Video games are more advanced, beautiful, and arguably overall better than they were 5 or 10 years ago. Still, this progress didn't come without a price; and one could argue, it was a significant one.
In recent years, most big video game developers started offering players opportunities to get additional content or made the game easier by paying extra money on top of the one they already gave for purchasing the game. This led to a system of loot boxes and microtransactions, which became so aggressive lately that it gets pretty hard to ignore it. But, if US Senator Josh Hawley ends up getting it his way, we might not have to put up with this any longer.
Hawley recently proposed a bill that might ban loot boxes and microtransactions in video games in the United States.

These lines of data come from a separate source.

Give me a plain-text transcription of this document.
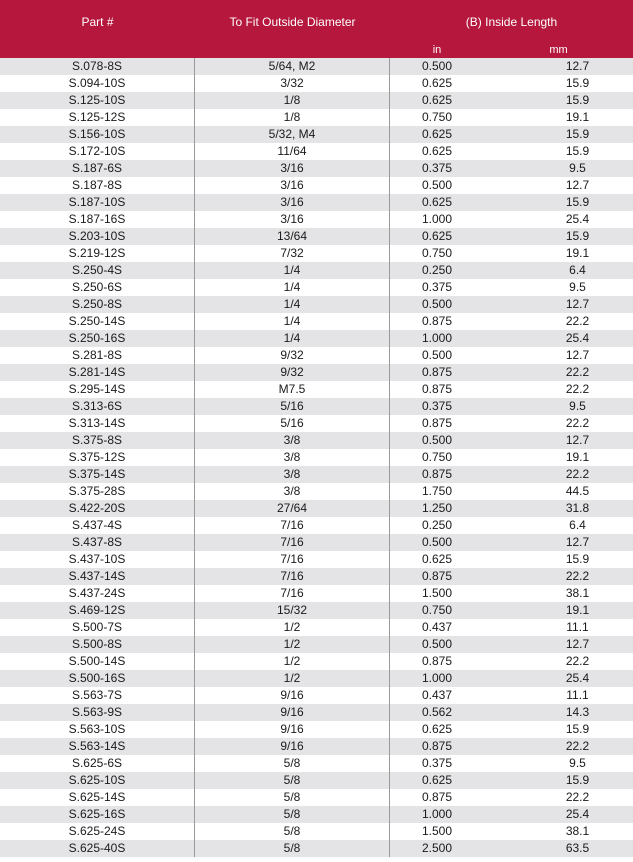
Part #	To Fit Outside Diameter	(B) Inside Length
in	mm
S.078-8S	5/64, M2	0.500	12.7
S.094-10S	3/32	0.625	15.9
S.125-10S	1/8	0.625	15.9
S.125-12S	1/8	0.750	19.1
S.156-10S	5/32, M4	0.625	15.9
S.172-10S	11/64	0.625	15.9
S.187-6S	3/16	0.375	9.5
S.187-8S	3/16	0.500	12.7
S.187-10S	3/16	0.625	15.9
S.187-16S	3/16	1.000	25.4
S.203-10S	13/64	0.625	15.9
S.219-12S	7/32	0.750	19.1
S.250-4S	1/4	0.250	6.4
S.250-6S	1/4	0.375	9.5
S.250-8S	1/4	0.500	12.7
S.250-14S	1/4	0.875	22.2
S.250-16S	1/4	1.000	25.4
S.281-8S	9/32	0.500	12.7
S.281-14S	9/32	0.875	22.2
S.295-14S	M7.5	0.875	22.2
S.313-6S	5/16	0.375	9.5
S.313-14S	5/16	0.875	22.2
S.375-8S	3/8	0.500	12.7
S.375-12S	3/8	0.750	19.1
S.375-14S	3/8	0.875	22.2
S.375-28S	3/8	1.750	44.5
S.422-20S	27/64	1.250	31.8
S.437-4S	7/16	0.250	6.4
S.437-8S	7/16	0.500	12.7
S.437-10S	7/16	0.625	15.9
S.437-14S	7/16	0.875	22.2
S.437-24S	7/16	1.500	38.1
S.469-12S	15/32	0.750	19.1
S.500-7S	1/2	0.437	11.1
S.500-8S	1/2	0.500	12.7
S.500-14S	1/2	0.875	22.2
S.500-16S	1/2	1.000	25.4
S.563-7S	9/16	0.437	11.1
S.563-9S	9/16	0.562	14.3
S.563-10S	9/16	0.625	15.9
S.563-14S	9/16	0.875	22.2
S.625-6S	5/8	0.375	9.5
S.625-10S	5/8	0.625	15.9
S.625-14S	5/8	0.875	22.2
S.625-16S	5/8	1.000	25.4
S.625-24S	5/8	1.500	38.1
S.625-40S	5/8	2.500	63.5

Although his bill would affect only video games targeted to minors, this might end up making a huge impact on the entire industry.
"Social media and video games prey on user addiction, siphoning our kids' attention from the real world and extracting profits from fostering compulsive habits," – said Senator Hawley in a statement. "No matter this business model's advantages to the tech industry, one thing is clear: there is no excuse for exploiting children through such practices. When a game is designed for kids, game developers shouldn't be allowed to monetize addiction. Game developers who knowingly exploit children should face legal consequences."
While Hawley's bill is far from being close to reality, since it first needs to get an approval in the Senate and then be passed in House of Representatives, it is still encouraging to see someone fighting against this alarming practice.